The memory ran hot in my 3090 but after allot of poking around found it to be a manufacturer defect. They put thermal paste only where the GPU was, and none on the metal that makes contact with the memory.

Took card apart, applied thermal paste and dropped the temp 20-30 degrees on the mem.

2 Likes

I’ve just seen a couple Reddit posts that have said the same. It seems appalling that they can sell £1500 cards and not apply enough paste to keep it cool. I’m am not a techy person at all. I buy prebuilts and switching GPU’s, adding ram and storage are the most complex upgrades that I’ve ever done.

I certainly wouldn’t be comfortable taking my card apart. Do you know if there are reputable places I could go and have that done? Taking it to PCWorld to be serviced for example?

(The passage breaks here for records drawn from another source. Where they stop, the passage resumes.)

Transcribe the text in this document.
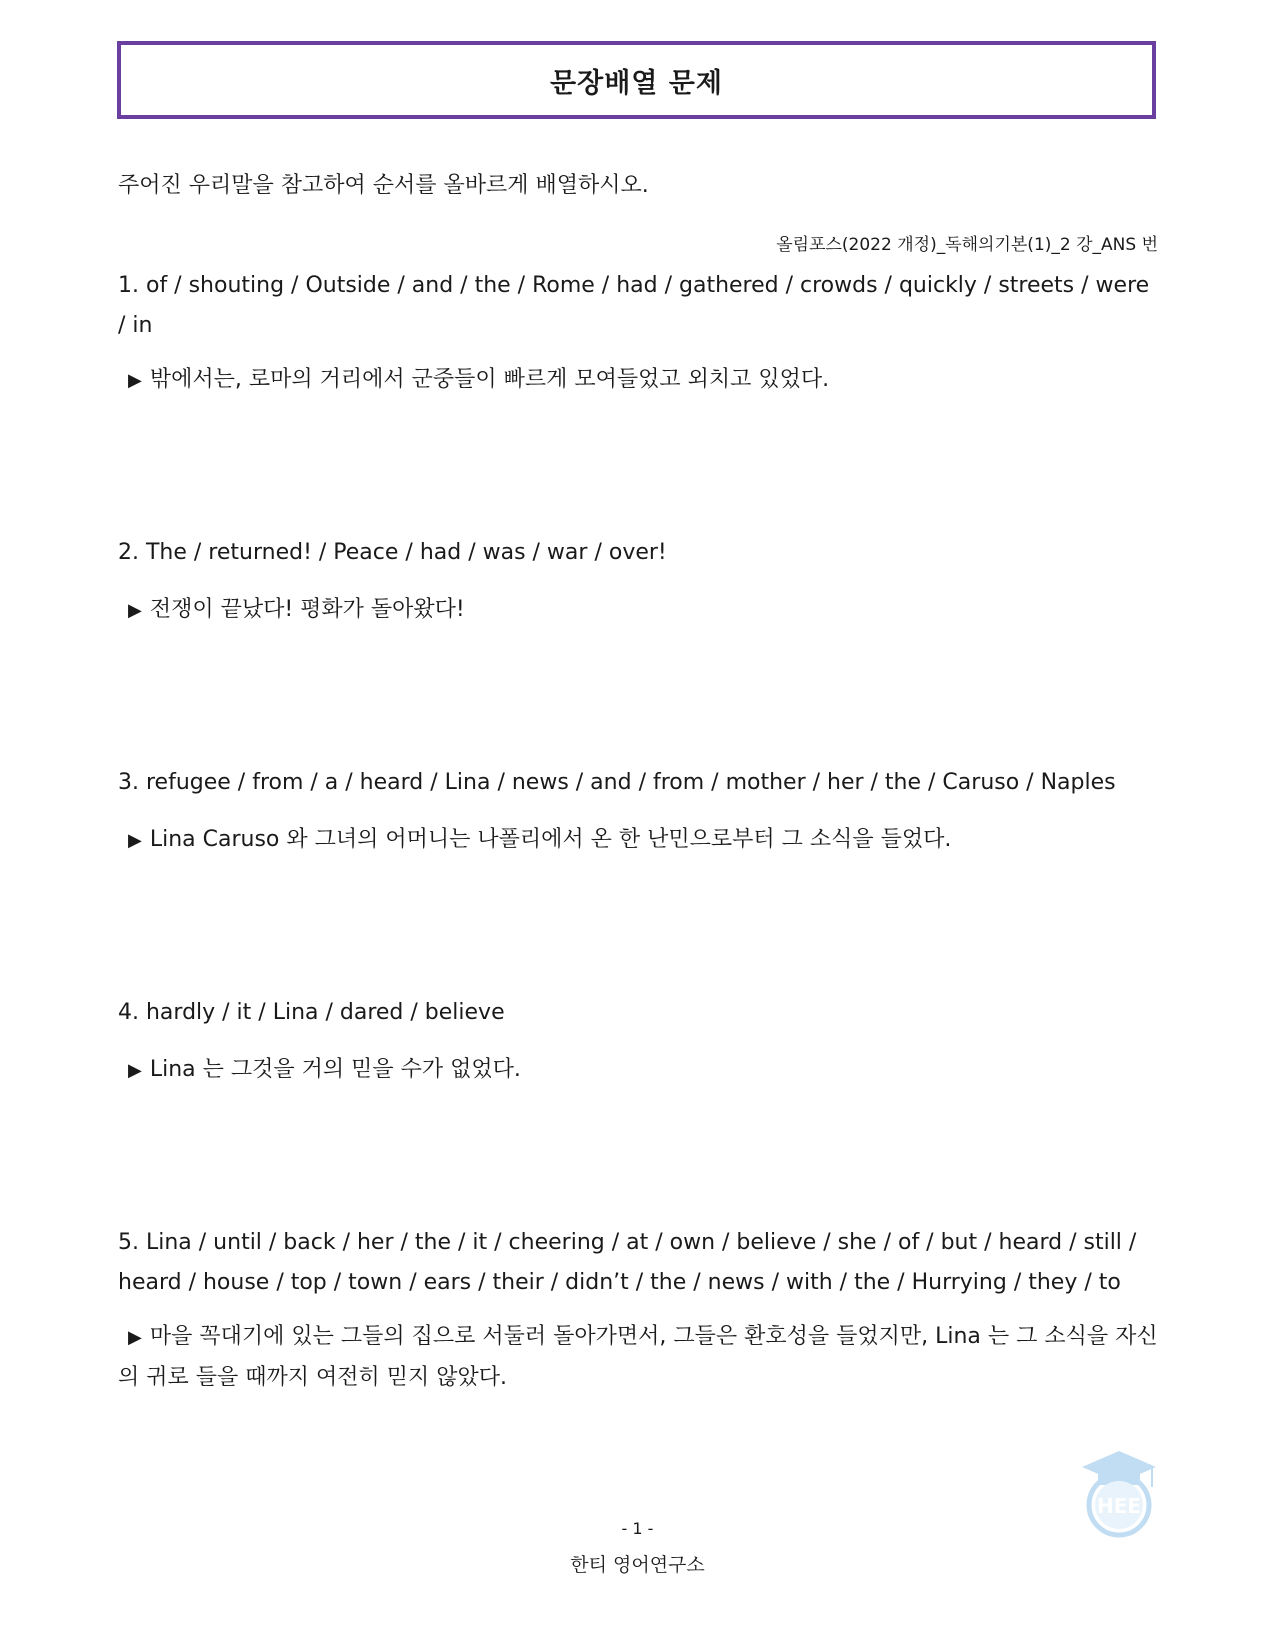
문장배열 문제
주어진 우리말을 참고하여 순서를 올바르게 배열하시오.
올림포스(2022 개정)_독해의기본(1)_2 강_ANS 번

1. of / shouting / Outside / and / the / Rome / had / gathered / crowds / quickly / streets / were / in

▶ 밖에서는, 로마의 거리에서 군중들이 빠르게 모여들었고 외치고 있었다.

2. The / returned! / Peace / had / was / war / over!

▶ 전쟁이 끝났다! 평화가 돌아왔다!

3. refugee / from / a / heard / Lina / news / and / from / mother / her / the / Caruso / Naples

▶ Lina Caruso 와 그녀의 어머니는 나폴리에서 온 한 난민으로부터 그 소식을 들었다.

4. hardly / it / Lina / dared / believe

▶ Lina 는 그것을 거의 믿을 수가 없었다.

5. Lina / until / back / her / the / it / cheering / at / own / believe / she / of / but / heard / still / heard / house / top / town / ears / their / didn’t / the / news / with / the / Hurrying / they / to

▶ 마을 꼭대기에 있는 그들의 집으로 서둘러 돌아가면서, 그들은 환호성을 들었지만, Lina 는 그 소식을 자신의 귀로 들을 때까지 여전히 믿지 않았다.

HEE
- 1 -
한티 영어연구소
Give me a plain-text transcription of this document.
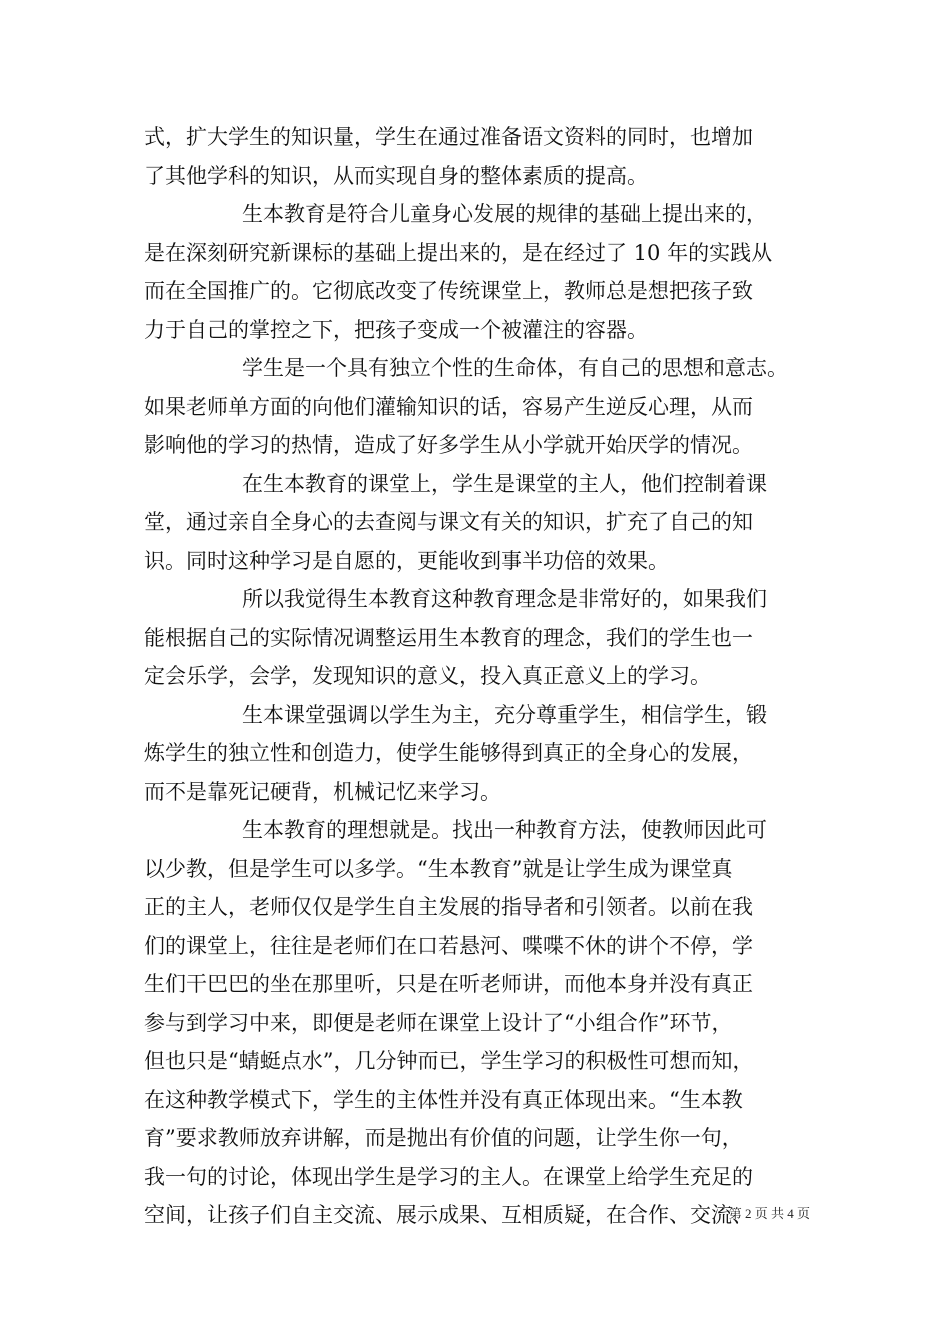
式，扩大学生的知识量，学生在通过准备语文资料的同时，也增加
了其他学科的知识，从而实现自身的整体素质的提高。
生本教育是符合儿童身心发展的规律的基础上提出来的，
是在深刻研究新课标的基础上提出来的，是在经过了 10 年的实践从
而在全国推广的。它彻底改变了传统课堂上，教师总是想把孩子致
力于自己的掌控之下，把孩子变成一个被灌注的容器。
学生是一个具有独立个性的生命体，有自己的思想和意志。
如果老师单方面的向他们灌输知识的话，容易产生逆反心理，从而
影响他的学习的热情，造成了好多学生从小学就开始厌学的情况。
在生本教育的课堂上，学生是课堂的主人，他们控制着课
堂，通过亲自全身心的去查阅与课文有关的知识，扩充了自己的知
识。同时这种学习是自愿的，更能收到事半功倍的效果。
所以我觉得生本教育这种教育理念是非常好的，如果我们
能根据自己的实际情况调整运用生本教育的理念，我们的学生也一
定会乐学，会学，发现知识的意义，投入真正意义上的学习。
生本课堂强调以学生为主，充分尊重学生，相信学生，锻
炼学生的独立性和创造力，使学生能够得到真正的全身心的发展，
而不是靠死记硬背，机械记忆来学习。
生本教育的理想就是。找出一种教育方法，使教师因此可
以少教，但是学生可以多学。“生本教育”就是让学生成为课堂真
正的主人，老师仅仅是学生自主发展的指导者和引领者。以前在我
们的课堂上，往往是老师们在口若悬河、喋喋不休的讲个不停，学
生们干巴巴的坐在那里听，只是在听老师讲，而他本身并没有真正
参与到学习中来，即便是老师在课堂上设计了“小组合作”环节，
但也只是“蜻蜓点水”，几分钟而已，学生学习的积极性可想而知，
在这种教学模式下，学生的主体性并没有真正体现出来。“生本教
育”要求教师放弃讲解，而是抛出有价值的问题，让学生你一句，
我一句的讨论，体现出学生是学习的主人。在课堂上给学生充足的
空间，让孩子们自主交流、展示成果、互相质疑，在合作、交流、
第 2 页 共 4 页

I realise it will cost me more, but I’d happily pay £50 or so to a professional to do it properly than risk myself killing my card…

I would imagine any reputable PC repair shop could do this for you, there really isn’t much to these cards but I can understand not wanting to take it apart.

1 Like

One of the fans, the middle one I think also has a slight rattle at low fan speeds.

I think the highest I have seen my 3090 FE get to is about 65C.

Depending on ambient temp, I’m 72-76 degrees with maxed out everything using a strix 3090. 103 is insanely high. Yikes!